NOTE: Make a mental note of how the Rear Trailing Arm bushing is mounted. the Pin that held in place inside the bushing has unequal arm lengths. The longer portion should be on the inside of the body and the shorter on the outside or closest to you.
Now using the image below, remove only the bolts that are colored in GREEN. They are the Upper Arm bolt, Lower Arm Bolt, the 2 RTA Bushing Bolts, and the 1 at the end of the Trailing Arm, a total of 5. The Circled bolt colored in BLUE is the compensator arm adjusting bolt. This bolt doesn’t need to be removed or loosened. If you do remove it, dire consequences will take place and your job is screwed. JUST DON’T DO IT.
REMOVE THE BOLTS IN THIS PATTERN AND REVERSE THE PATTERN WHEN YOU PUT THE TRAILING ARM BACK ON.
- Lower Arm Bolt, remove from the SubFrame. Just loosen the bolt that is holding the lower arm in place. Size 14mm.
- Rear Trailing Arm Bushing Bolts. Size 19mm
- Compensator Bolt (remember only to remove the bolt that is directly on the Trailing Arm itself). Size 12mm
- Finally the Upper Arm Bolt. Size 14mm.
Now that you have the entire Trailing Arm removed. Let the fun begin. Take your propane torch and light it up…the old bushing that is. This will take about 30-40 min to completely remove all of the rubber from the bushing cylinder. Be sure to also remove all of the rubber from the steel pin, this will be reused. The 2 curved metal pieces can be tossed.

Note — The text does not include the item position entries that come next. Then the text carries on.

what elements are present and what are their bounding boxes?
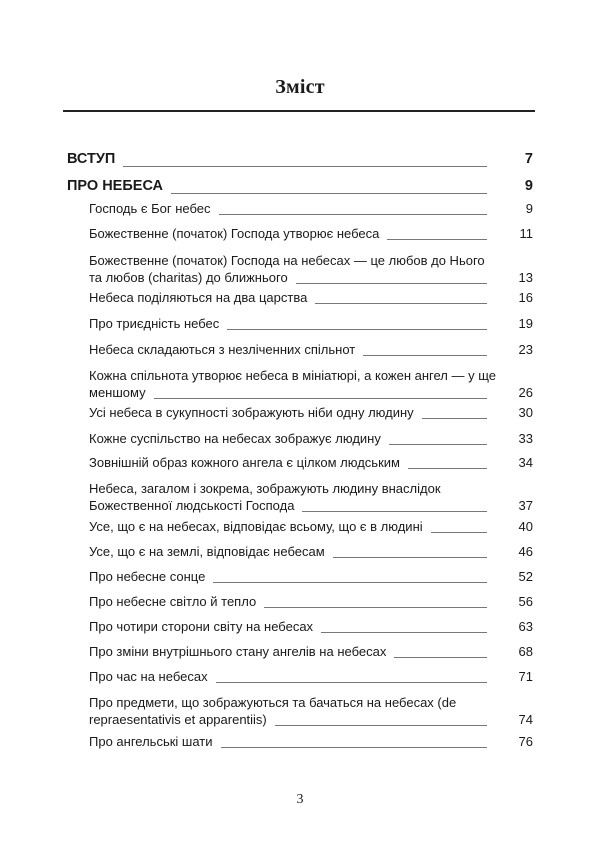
toc-entry-page: 76 — [518, 734, 533, 749]
toc-leader — [275, 725, 487, 726]
toc-leader — [213, 582, 487, 583]
toc-leader — [422, 418, 487, 419]
toc-entry-page: 16 — [518, 290, 533, 305]
toc-entry[interactable] — [89, 430, 533, 447]
toc-entry[interactable] — [89, 404, 533, 421]
toc-entry[interactable] — [89, 480, 533, 514]
toc-entry-title: Кожне суспільство на небесах зображує людину — [89, 431, 381, 446]
toc-leader — [123, 166, 487, 167]
toc-leader — [296, 283, 487, 284]
toc-entry-title: ВСТУП — [67, 151, 116, 167]
toc-entry-title: Господь є Бог небес — [89, 201, 211, 216]
toc-entry-title: Про час на небесах — [89, 669, 208, 684]
toc-entry-title: Усе, що є на небесах, відповідає всьому, що є в людині — [89, 519, 423, 534]
toc-entry-title: Про чотири сторони світу на небесах — [89, 619, 314, 634]
toc-entry-title: Небеса поділяються на два царства — [89, 290, 308, 305]
toc-leader — [394, 657, 487, 658]
toc-entry[interactable] — [89, 315, 533, 332]
toc-entry-page: 37 — [518, 498, 533, 513]
toc-leader — [363, 355, 487, 356]
toc-leader — [264, 607, 487, 608]
toc-leader — [216, 682, 487, 683]
toc-leader — [219, 214, 487, 215]
toc-entry-page: 7 — [524, 151, 533, 167]
toc-leader — [171, 193, 487, 194]
toc-entry[interactable] — [89, 694, 533, 728]
toc-entry[interactable] — [89, 593, 533, 610]
toc-entry[interactable] — [89, 252, 533, 286]
toc-entry-page: 46 — [518, 544, 533, 559]
toc-leader — [431, 532, 487, 533]
page-number: 3 — [296, 792, 304, 807]
toc-entry-title: Про небесне сонце — [89, 569, 206, 584]
toc-entry-page: 30 — [518, 405, 533, 420]
toc-entry-page: 56 — [518, 594, 533, 609]
toc-entry-page: 63 — [518, 619, 533, 634]
toc-entry[interactable] — [67, 150, 533, 169]
toc-leader — [154, 398, 487, 399]
toc-entry-title: Про предмети, що зображуються та бачаться на небесах (de repraesentativis et apparentiis) — [89, 695, 460, 727]
toc-entry[interactable] — [89, 568, 533, 585]
toc-entry-page: 9 — [524, 178, 533, 194]
toc-leader — [389, 444, 487, 445]
toc-entry-page: 23 — [518, 342, 533, 357]
toc-entry-page: 52 — [518, 569, 533, 584]
toc-entry[interactable] — [89, 200, 533, 217]
toc-entry-title: Небеса складаються з незліченних спільнот — [89, 342, 356, 357]
toc-leader — [221, 747, 488, 748]
toc-leader — [321, 632, 487, 633]
toc-entry-page: 68 — [518, 644, 533, 659]
toc-entry[interactable] — [89, 225, 533, 242]
toc-entry-page: 26 — [518, 385, 533, 400]
toc-entry[interactable] — [89, 543, 533, 560]
page-title: Зміст — [275, 76, 325, 98]
toc-entry-title: Усе, що є на землі, відповідає небесам — [89, 544, 325, 559]
toc-entry[interactable] — [89, 618, 533, 635]
toc-entry-title: Зовнішній образ кожного ангела є цілком людським — [89, 455, 400, 470]
toc-entry[interactable] — [89, 733, 533, 750]
toc-entry-title: Про небесне світло й тепло — [89, 594, 257, 609]
toc-entry-page: 11 — [519, 226, 533, 241]
toc-entry-title: Кожна спільнота утворює небеса в мініатюрі, а кожен ангел — у ще меншому — [89, 368, 500, 400]
toc-entry-title: Божественне (початок) Господа утворює небеса — [89, 226, 380, 241]
toc-entry-page: 33 — [518, 431, 533, 446]
toc-leader — [408, 468, 487, 469]
toc-entry-page: 74 — [518, 712, 533, 727]
toc-entry-title: Про ангельські шати — [89, 734, 213, 749]
toc-leader — [315, 303, 487, 304]
toc-entry-title: Божественне (початок) Господа на небесах — це любов до Нього та любов (charitas) до ближнього — [89, 253, 489, 285]
toc-entry[interactable] — [67, 177, 533, 196]
toc-entry-page: 71 — [518, 669, 533, 684]
toc-entry-title: Усі небеса в сукупності зображують ніби одну людину — [89, 405, 414, 420]
toc-entry[interactable] — [89, 668, 533, 685]
toc-leader — [333, 557, 487, 558]
toc-entry[interactable] — [89, 643, 533, 660]
toc-leader — [227, 329, 487, 330]
toc-entry[interactable] — [89, 289, 533, 306]
toc-entry-title: Про зміни внутрішнього стану ангелів на небесах — [89, 644, 387, 659]
toc-entry-page: 9 — [525, 201, 533, 216]
toc-leader — [302, 511, 487, 512]
toc-leader — [387, 239, 487, 240]
toc-entry[interactable] — [89, 454, 533, 471]
toc-entry[interactable] — [89, 341, 533, 358]
toc-entry-page: 34 — [518, 455, 533, 470]
toc-entry-page: 19 — [518, 316, 533, 331]
toc-entry-page: 40 — [518, 519, 533, 534]
toc-entry-page: 13 — [518, 270, 533, 285]
toc-entry-title: ПРО НЕБЕСА — [67, 178, 164, 194]
toc-entry[interactable] — [89, 518, 533, 535]
toc-entry-title: Небеса, загалом і зокрема, зображують людину внаслідок Божественної людськості Господа — [89, 481, 445, 513]
toc-entry[interactable] — [89, 367, 533, 401]
toc-entry-title: Про триєдність небес — [89, 316, 220, 331]
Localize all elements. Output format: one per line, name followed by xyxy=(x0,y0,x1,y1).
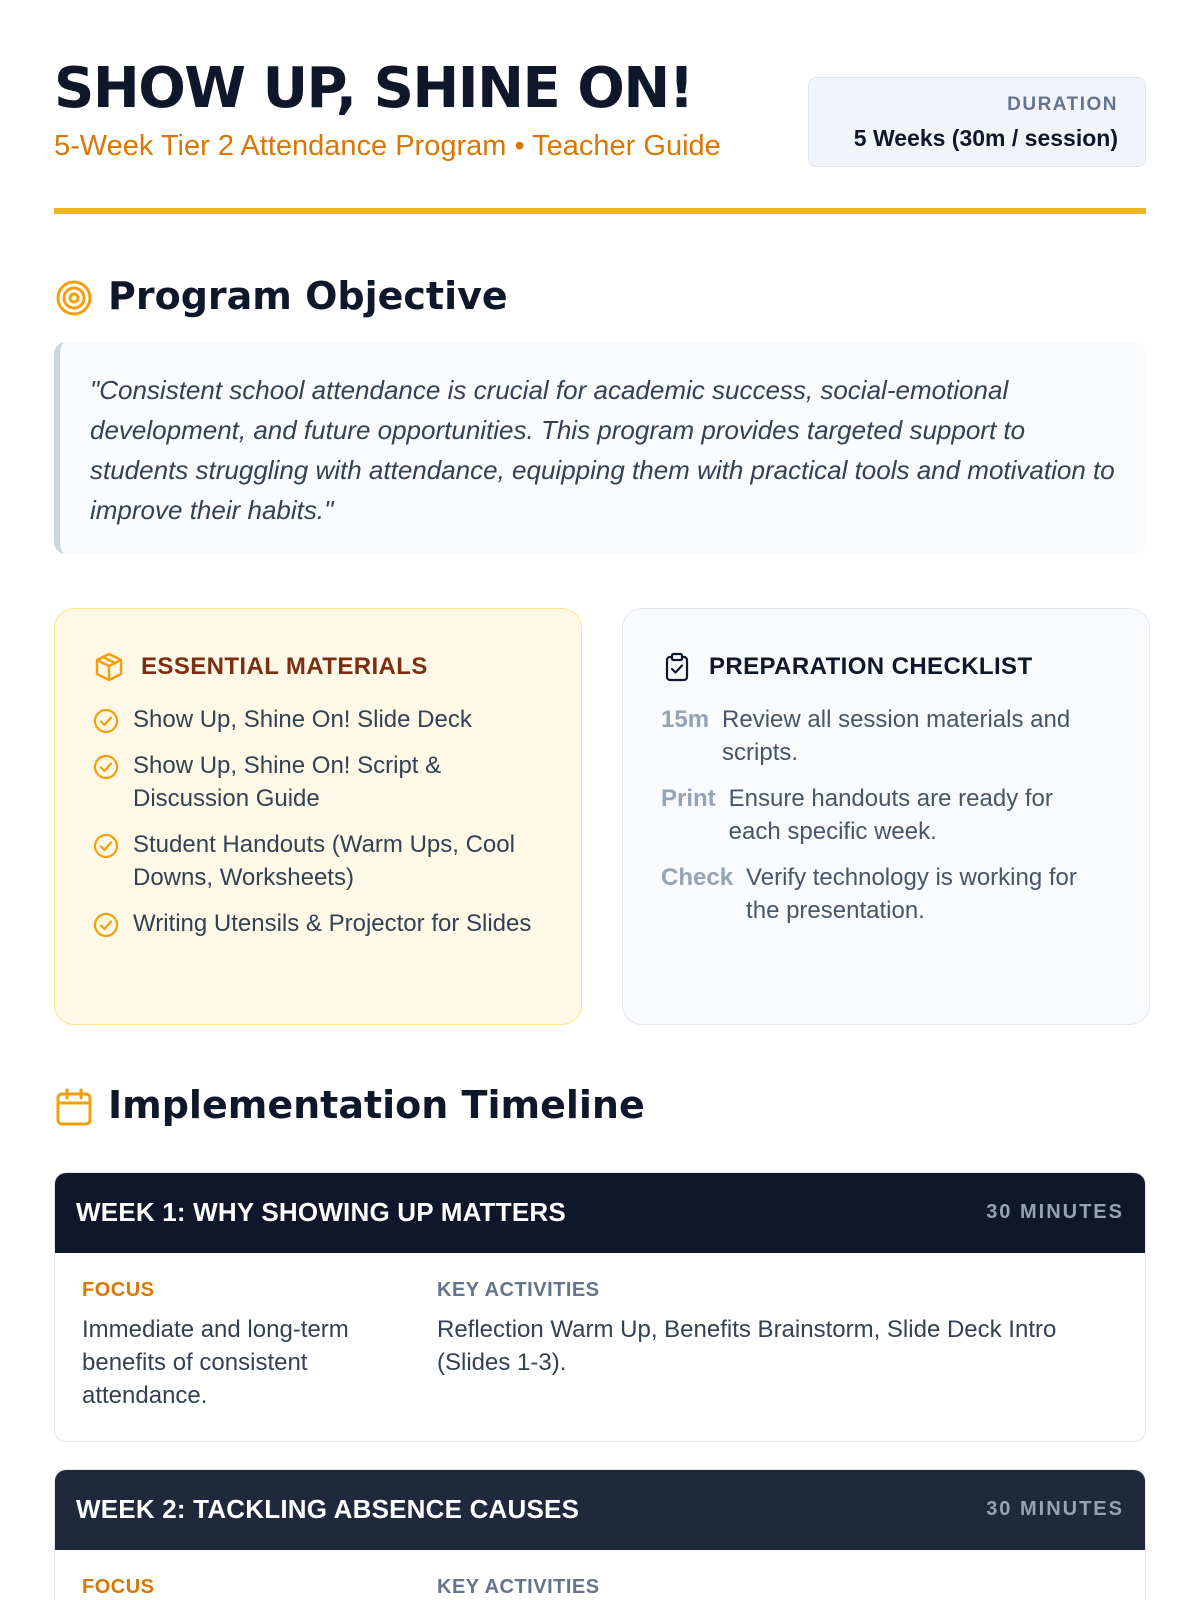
checklist-tag: Check xyxy=(661,864,734,891)
check-circle-icon xyxy=(93,754,119,780)
checklist-heading xyxy=(661,647,1111,687)
list-item xyxy=(661,861,1111,927)
week-body xyxy=(55,1550,1145,1600)
list-item xyxy=(93,828,543,894)
checklist-tag: 15m xyxy=(661,706,710,733)
materials-title: ESSENTIAL MATERIALS xyxy=(141,653,428,680)
list-item xyxy=(93,703,543,736)
week-card xyxy=(54,1172,1146,1442)
list-item xyxy=(661,782,1111,848)
checklist-text: Ensure handouts are ready for each specific week. xyxy=(728,785,1053,845)
check-circle-icon xyxy=(93,833,119,859)
week-duration: 30 MINUTES xyxy=(986,1498,1124,1520)
package-icon xyxy=(93,651,125,683)
page-subtitle: 5-Week Tier 2 Attendance Program • Teacher Guide xyxy=(54,130,721,162)
objective-heading xyxy=(54,271,954,321)
checklist-card xyxy=(622,608,1150,1025)
week-card xyxy=(54,1469,1146,1600)
page-header xyxy=(54,56,1146,176)
focus-text: Immediate and long-term benefits of consistent attendance. xyxy=(82,1316,349,1409)
activities-text: Reflection Warm Up, Benefits Brainstorm, Slide Deck Intro (Slides 1-3). xyxy=(437,1316,1057,1376)
material-item-label: Show Up, Shine On! Script & Discussion Guide xyxy=(133,752,442,812)
list-item xyxy=(661,703,1111,769)
clipboard-check-icon xyxy=(661,651,693,683)
week-header xyxy=(55,1470,1145,1550)
timeline-heading xyxy=(54,1080,954,1130)
check-circle-icon xyxy=(93,708,119,734)
calendar-icon xyxy=(54,1087,94,1127)
material-item-label: Writing Utensils & Projector for Slides xyxy=(133,910,532,937)
focus-label: FOCUS xyxy=(82,1279,155,1301)
focus-label: FOCUS xyxy=(82,1576,155,1598)
objective-quote-box xyxy=(54,342,1146,554)
checklist-text: Verify technology is working for the presentation. xyxy=(746,864,1077,924)
duration-label: DURATION xyxy=(1007,94,1118,115)
material-item-label: Student Handouts (Warm Ups, Cool Downs, Worksheets) xyxy=(133,831,515,891)
week-title: WEEK 2: TACKLING ABSENCE CAUSES xyxy=(76,1494,580,1524)
timeline-title: Implementation Timeline xyxy=(108,1083,645,1127)
check-circle-icon xyxy=(93,912,119,938)
checklist-text: Review all session materials and scripts. xyxy=(722,706,1071,766)
week-body xyxy=(55,1253,1145,1442)
materials-heading xyxy=(93,647,543,687)
week-header xyxy=(55,1173,1145,1253)
activities-label: KEY ACTIVITIES xyxy=(437,1576,600,1598)
target-icon xyxy=(54,278,94,318)
checklist-tag: Print xyxy=(661,785,716,812)
objective-quote: "Consistent school attendance is crucial for academic success, social-emotional development, and future opportunities. This program provides targeted support to students struggling with attendance, equipping them with practical tools and motivation to improve their habits." xyxy=(90,375,1115,525)
activities-label: KEY ACTIVITIES xyxy=(437,1279,600,1301)
list-item xyxy=(93,749,543,815)
duration-value: 5 Weeks (30m / session) xyxy=(853,125,1118,151)
materials-card xyxy=(54,608,582,1025)
objective-title: Program Objective xyxy=(108,274,508,318)
duration-badge xyxy=(808,77,1146,167)
week-duration: 30 MINUTES xyxy=(986,1201,1124,1223)
week-title: WEEK 1: WHY SHOWING UP MATTERS xyxy=(76,1197,566,1227)
checklist-title: PREPARATION CHECKLIST xyxy=(709,653,1033,680)
header-divider xyxy=(54,208,1146,214)
list-item xyxy=(93,907,543,940)
material-item-label: Show Up, Shine On! Slide Deck xyxy=(133,706,472,733)
page-title: SHOW UP, SHINE ON! xyxy=(54,56,693,121)
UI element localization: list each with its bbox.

Unfortunately I didn’t take any pics of the actual insertion of the bushings themselves.
Once you’ve smoothed out all of the rubber from the pin and bushing cylinder you’ll end up with a smooth as a babies butt surface. So now let’s get those bushings on. OK so now you’ll need to grab the bolt, nut and all the tools as I indicated on the first pic. To load the bushing you’ll need to prep the RTA first with ES lube, use the whole tube. Next place the bushing on the outside of the RTA (rotor side), place 2 of the “aftermarket” washers on top then the fender washer and finally the screw. Slide the other 4 items from the bottom and start cranking until you see the bushing begin to slide itself in. It will go in at an angle. Now slow down the cranking once you get about ¾ of it into the cylinder. Here’s the critical part and I’ll explain more on this on the next photo. Pretend you are installing a tire onto your bicycle rim; only things are opposite each other. The rim is the bushing and tire is the Cylinder. Take the 2 screwdrivers and with the flat-side place them in between the cylinder and bushing, space them equally apart. Next flip the screwdrivers up at the same time, also while hold the bushing (otherwise get a friend to help) you’ll notice that the remainder of the bushing will begin to tuck into the cylinder. Once you get everything in simply apply some pressure with your hand on top of the bushing, remove the screw drivers and it should slide all the way through the other end.
Here’s an idea of you you will set up the install. Since I already have my RTA installed you will have to imagine that the long screw and its 3 base washers on one side of the RTA while the Bushing is resting on top of the other side, along with its three washers in place and the nut.
This is how it looks once its installed.
Now that you have the bushings installed put everything back together.
This is how it should look once installed back on the car.